When I first heard about the term image regression, I thought it might be something quite complex. But the general idea is simple. This is one class of problem which considers image to be an input to the model (i.e, the independent variable), and the output(target) from the model (dependent variable) is one or more floats (i.e some real values of some dimension).

Here we have considered dataset from : Biwi Kinect Head Pose Dataset, which contains different pose of same person organized into a folder(directory) and has collection of such folders. Simply, each folder contains multiple different pose of a same person, and the entire dataset is the collection of such folders.

The choice of model we have used is: key point model where the dependent variable is simply a keypoint (feature) for an image. A keypoint refers to a specific location represented in an image - in this case we have used images of people and we have looked for center of person’s face in each image.

Keypoints are important features for for CNN Model used for pose estimation, emotion classifier et

We have built a model that takes such images as an independent variable and the coordinates for the center of the face as the dependent variable. So, in this case our dependent variable is simply a vector with 2 values (x and y coordinates) for a single image.

And the output from the model is also a coordinate for each image which marks the center of the face. If our model is accurate, the point predicted as the center of the face should be as close to the actual point present in the image label. For the loss function, we have chosen mean squared error (default), which calculates how far is the distance of the predicted point from the actual point. The closer the distance, the better is the model.

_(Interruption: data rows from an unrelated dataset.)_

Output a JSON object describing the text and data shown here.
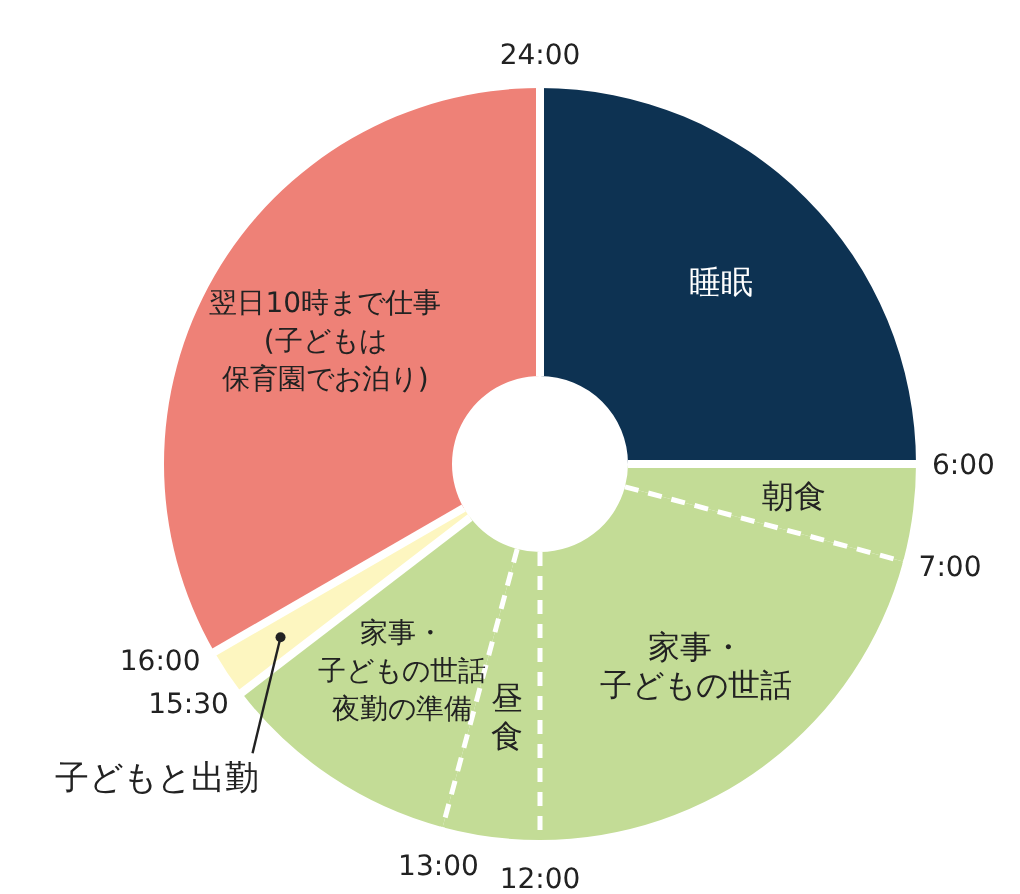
{
  "chart_data": {
    "type": "donut",
    "categories": [
      "睡眠",
      "朝食",
      "家事・子どもの世話",
      "昼食",
      "家事・子どもの世話夜勤の準備",
      "子どもと出勤",
      "翌日10時まで仕事(子どもは保育園でお泊り)"
    ],
    "values": [
      25,
      4.17,
      20.83,
      4.17,
      10.42,
      2.08,
      33.33
    ],
    "colors": [
      "#0d3252",
      "#c3dc96",
      "#c3dc96",
      "#c3dc96",
      "#c3dc96",
      "#fdf6c0",
      "#ee8177"
    ],
    "annotations": [
      "24:00",
      "6:00",
      "7:00",
      "12:00",
      "13:00",
      "15:30",
      "16:00"
    ]
  }
}
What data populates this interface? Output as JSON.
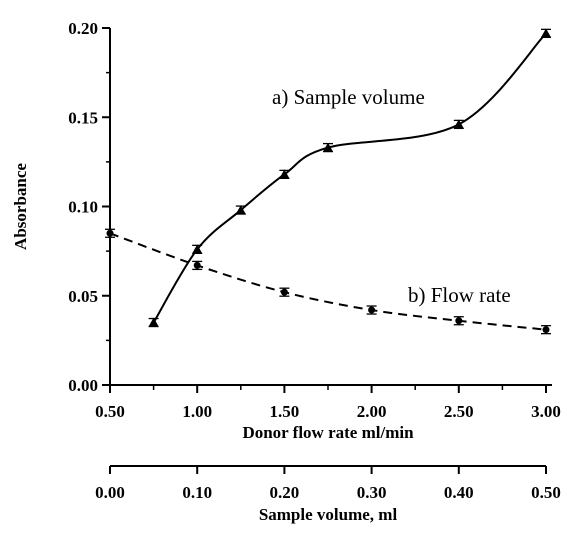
{
  "chart_data": {
    "type": "line",
    "ylabel": "Absorbance",
    "ylim": [
      0,
      0.2
    ],
    "yticks": [
      "0.00",
      "0.05",
      "0.10",
      "0.15",
      "0.20"
    ],
    "x_axes": [
      {
        "id": "flow",
        "label": "Donor flow rate ml/min",
        "lim": [
          0.5,
          3.0
        ],
        "ticks": [
          "0.50",
          "1.00",
          "1.50",
          "2.00",
          "2.50",
          "3.00"
        ]
      },
      {
        "id": "volume",
        "label": "Sample volume, ml",
        "lim": [
          0.0,
          0.5
        ],
        "ticks": [
          "0.00",
          "0.10",
          "0.20",
          "0.30",
          "0.40",
          "0.50"
        ]
      }
    ],
    "series": [
      {
        "name": "a) Sample volume",
        "x_axis": "volume",
        "style": "solid",
        "marker": "triangle",
        "x": [
          0.05,
          0.1,
          0.15,
          0.2,
          0.25,
          0.4,
          0.5
        ],
        "y": [
          0.035,
          0.076,
          0.098,
          0.118,
          0.133,
          0.146,
          0.197
        ]
      },
      {
        "name": "b) Flow rate",
        "x_axis": "flow",
        "style": "dashed",
        "marker": "dot",
        "x": [
          0.5,
          1.0,
          1.5,
          2.0,
          2.5,
          3.0
        ],
        "y": [
          0.085,
          0.067,
          0.052,
          0.042,
          0.036,
          0.031
        ]
      }
    ],
    "grid": false,
    "legend": "inline labels"
  }
}
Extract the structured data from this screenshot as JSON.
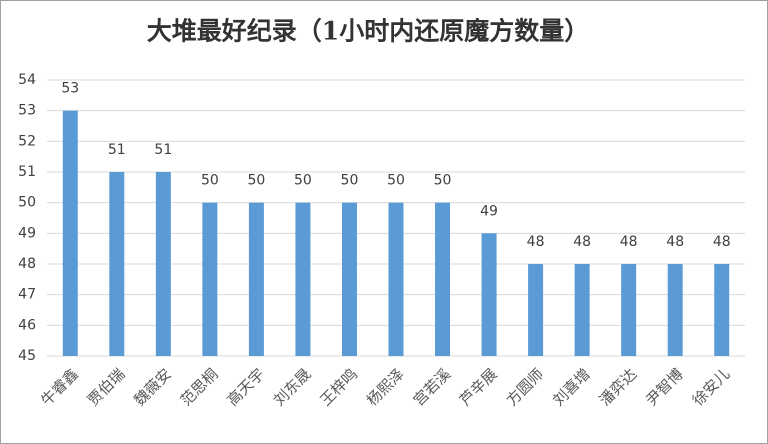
{
  "chart_data": {
    "type": "bar",
    "title": "大堆最好纪录（1小时内还原魔方数量）",
    "categories": [
      "牛睿鑫",
      "贾伯瑞",
      "魏薇安",
      "范思桐",
      "高天宇",
      "刘东晟",
      "王梓鸣",
      "杨熙泽",
      "宫若溪",
      "芦辛展",
      "方圆师",
      "刘喜增",
      "潘弈达",
      "尹智博",
      "徐安儿"
    ],
    "values": [
      53,
      51,
      51,
      50,
      50,
      50,
      50,
      50,
      50,
      49,
      48,
      48,
      48,
      48,
      48
    ],
    "color": "#5b9bd5",
    "ylim": [
      45,
      54
    ],
    "yticks": [
      45,
      46,
      47,
      48,
      49,
      50,
      51,
      52,
      53,
      54
    ],
    "grid": true
  }
}
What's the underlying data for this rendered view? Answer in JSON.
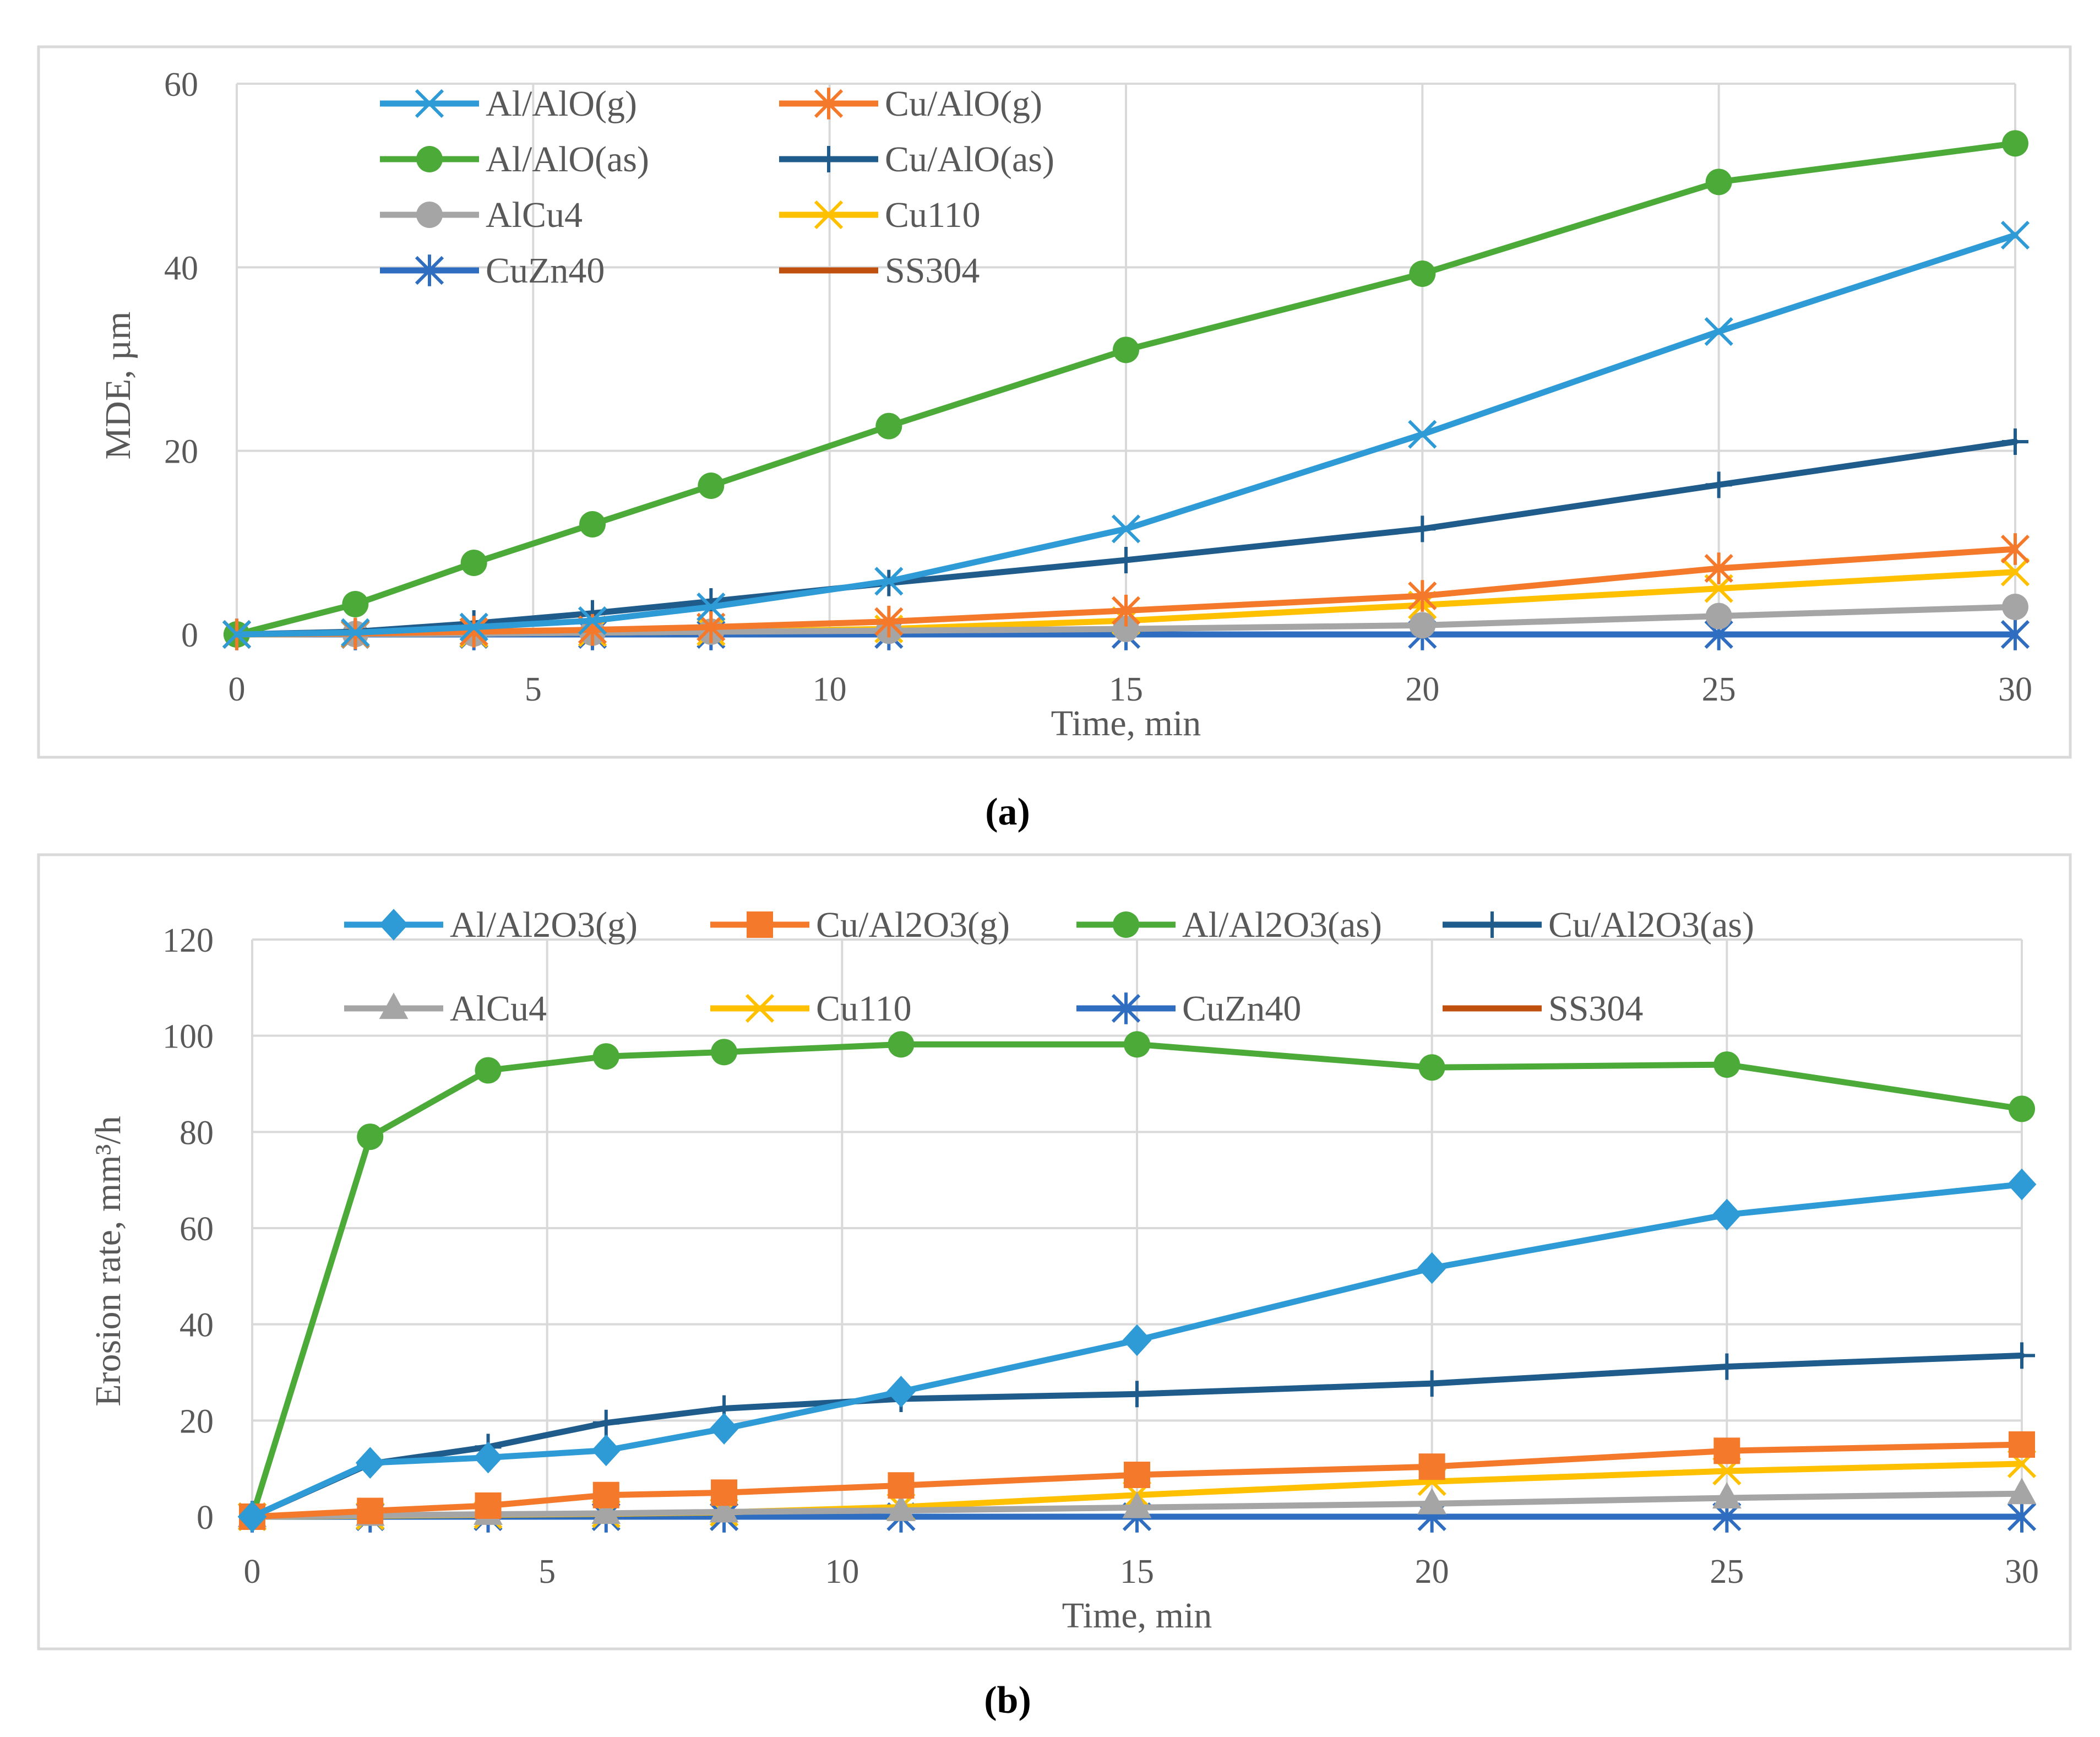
{
  "chart_data": [
    {
      "type": "line",
      "panel_label": "(a)",
      "xlabel": "Time, min",
      "ylabel": "MDE, µm",
      "xlim": [
        0,
        30
      ],
      "ylim": [
        0,
        60
      ],
      "xticks": [
        0,
        5,
        10,
        15,
        20,
        25,
        30
      ],
      "yticks": [
        0,
        20,
        40,
        60
      ],
      "xtick_labels": [
        "0",
        "5",
        "10",
        "15",
        "20",
        "25",
        "30"
      ],
      "ytick_labels": [
        "0",
        "20",
        "40",
        "60"
      ],
      "grid": true,
      "legend_position": "top-left",
      "x": [
        0,
        2,
        4,
        6,
        8,
        11,
        15,
        20,
        25,
        30
      ],
      "series": [
        {
          "name": "Al/AlO(g)",
          "color": "#2E9BD6",
          "marker": "x",
          "values": [
            0,
            0.2,
            0.8,
            1.5,
            3.0,
            5.8,
            11.5,
            21.8,
            33.0,
            43.5
          ]
        },
        {
          "name": "Cu/AlO(g)",
          "color": "#F4792B",
          "marker": "asterisk",
          "values": [
            0,
            0.1,
            0.3,
            0.5,
            0.8,
            1.4,
            2.6,
            4.2,
            7.2,
            9.3
          ]
        },
        {
          "name": "Al/AlO(as)",
          "color": "#4BAA38",
          "marker": "circle",
          "values": [
            0,
            3.3,
            7.8,
            12.0,
            16.2,
            22.7,
            31.0,
            39.3,
            49.3,
            53.5
          ]
        },
        {
          "name": "Cu/AlO(as)",
          "color": "#1F5C8B",
          "marker": "plus",
          "values": [
            0,
            0.3,
            1.2,
            2.3,
            3.6,
            5.6,
            8.1,
            11.5,
            16.3,
            21.0
          ]
        },
        {
          "name": "AlCu4",
          "color": "#A5A5A5",
          "marker": "circle",
          "values": [
            0,
            0.05,
            0.1,
            0.2,
            0.3,
            0.4,
            0.6,
            1.0,
            2.0,
            3.0
          ]
        },
        {
          "name": "Cu110",
          "color": "#FFC000",
          "marker": "x",
          "values": [
            0,
            0.05,
            0.1,
            0.2,
            0.3,
            0.6,
            1.5,
            3.2,
            5.0,
            6.8
          ]
        },
        {
          "name": "CuZn40",
          "color": "#2F6DC0",
          "marker": "asterisk",
          "values": [
            0,
            0,
            0,
            0,
            0,
            0,
            0,
            0,
            0,
            0
          ]
        },
        {
          "name": "SS304",
          "color": "#C0500E",
          "marker": "none",
          "values": [
            0,
            0,
            0,
            0,
            0,
            0,
            0,
            0,
            0,
            0
          ]
        }
      ]
    },
    {
      "type": "line",
      "panel_label": "(b)",
      "xlabel": "Time, min",
      "ylabel": "Erosion rate, mm³/h",
      "xlim": [
        0,
        30
      ],
      "ylim": [
        0,
        120
      ],
      "xticks": [
        0,
        5,
        10,
        15,
        20,
        25,
        30
      ],
      "yticks": [
        0,
        20,
        40,
        60,
        80,
        100,
        120
      ],
      "xtick_labels": [
        "0",
        "5",
        "10",
        "15",
        "20",
        "25",
        "30"
      ],
      "ytick_labels": [
        "0",
        "20",
        "40",
        "60",
        "80",
        "100",
        "120"
      ],
      "grid": true,
      "legend_position": "top",
      "x": [
        0,
        2,
        4,
        6,
        8,
        11,
        15,
        20,
        25,
        30
      ],
      "series": [
        {
          "name": "Al/Al2O3(g)",
          "color": "#2E9BD6",
          "marker": "diamond",
          "values": [
            0,
            11.2,
            12.3,
            13.8,
            18.3,
            26.0,
            36.7,
            51.7,
            62.8,
            69.1
          ]
        },
        {
          "name": "Cu/Al2O3(g)",
          "color": "#F4792B",
          "marker": "square",
          "values": [
            0,
            1.2,
            2.3,
            4.5,
            5.0,
            6.5,
            8.7,
            10.4,
            13.7,
            15.0
          ]
        },
        {
          "name": "Al/Al2O3(as)",
          "color": "#4BAA38",
          "marker": "circle",
          "values": [
            0,
            79.0,
            92.8,
            95.7,
            96.6,
            98.2,
            98.2,
            93.4,
            94.0,
            84.8
          ]
        },
        {
          "name": "Cu/Al2O3(as)",
          "color": "#1F5C8B",
          "marker": "plus",
          "values": [
            0,
            11.0,
            14.5,
            19.5,
            22.5,
            24.5,
            25.5,
            27.7,
            31.2,
            33.5
          ]
        },
        {
          "name": "AlCu4",
          "color": "#A5A5A5",
          "marker": "triangle",
          "values": [
            0,
            0.3,
            0.5,
            0.7,
            1.0,
            1.3,
            1.9,
            2.7,
            3.9,
            4.8
          ]
        },
        {
          "name": "Cu110",
          "color": "#FFC000",
          "marker": "x",
          "values": [
            0,
            0.2,
            0.4,
            0.6,
            0.9,
            2.0,
            4.5,
            7.3,
            9.5,
            11.0
          ]
        },
        {
          "name": "CuZn40",
          "color": "#2F6DC0",
          "marker": "asterisk",
          "values": [
            0,
            0,
            0,
            0,
            0,
            0,
            0,
            0,
            0,
            0
          ]
        },
        {
          "name": "SS304",
          "color": "#C0500E",
          "marker": "none",
          "values": [
            0,
            0,
            0,
            0,
            0,
            0,
            0,
            0,
            0,
            0
          ]
        }
      ]
    }
  ]
}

Since unit of MSE is squared, for evaluation (as a choice of metrics) we use root mean squared error (rmse). This way, it is more readable and interpretable.

We can treat image regression as a variant of CNN problem but we should be able to understand how to prepare a datablock. Here we made our datablock API using:

get_image_files function: that locates the images from the path object

get_ctr function : this is the function we created, which takes image as an input, finds the corresponding labels (having the same name but with _pose.txt extension) and finally calculates the center of face for that image returning coordinates in the form of tensor ([c1,c2])

It takes PointBlock as label block, to tell fast ai, the label contains coordinates, this way while doing data augmentation, it should do the same augmentation to these coordinates as it does to the images.

When creating a learner, we used y_range=(-1,1). It is because coordinates in fastai and Pytorch are always rescaled between -1 and +1. y_range is implemented as follows:

def sigmoid_range(x, lo, hi):

return torch.sigmoid(x) * (hi-lo) + lo

Interpretation of this function

for any point we provide : say, x - it is first passed into a sigmoid function that squashes the output between 0 (if big negative value) and 1 (if big positive value) this is then multiplied with (hi-ho) which gives (1-(-1)) = 2 finally everything is added to -1.

Case 1: if x is big negative number

  • for demo, let’s take x = -50
  • passing it to simoid gives something close to 0,
  • multiplying this to (hi-lo) =2, gives something close to 0 as well
  • finally 0-1=-1 , which gives output closer to -1 (little greater than -1 but never smaller)

Case 2: if x is big postive number

  • passing x=50 to sigmoid gives something close to 1,
  • multiplying it to (hi-lo)=2 gives something close to 2 (little less) ** finally 2-1=1, which gives output that approaches 1 from the left side.

Case 3: if x is zero

  • passing x=0 to sigmoid gives 0.5
  • multiplying to (hi-lo)=2 gives, 0.5*2 = 1 ** finally 1-1=0, gives output exacly equal to 0.

This shows that the function sigmoid_range() forces the model to output activations in the range of (hi,lo), which we have taken to be (-1,1).

Using flexible datablock API and making the use of transfer learning, we fine-tuned our pretrained model to perform image regression, although it was trained to do image classification.

**Choice of Loss function for different task:

  • nn.CrossEntropyLoss for single label classification
  • nn.BCEWithLogitsLoss for multi-label classification
  • nn.MSELoss for regression

                                             HAVE A GOOD DAY!!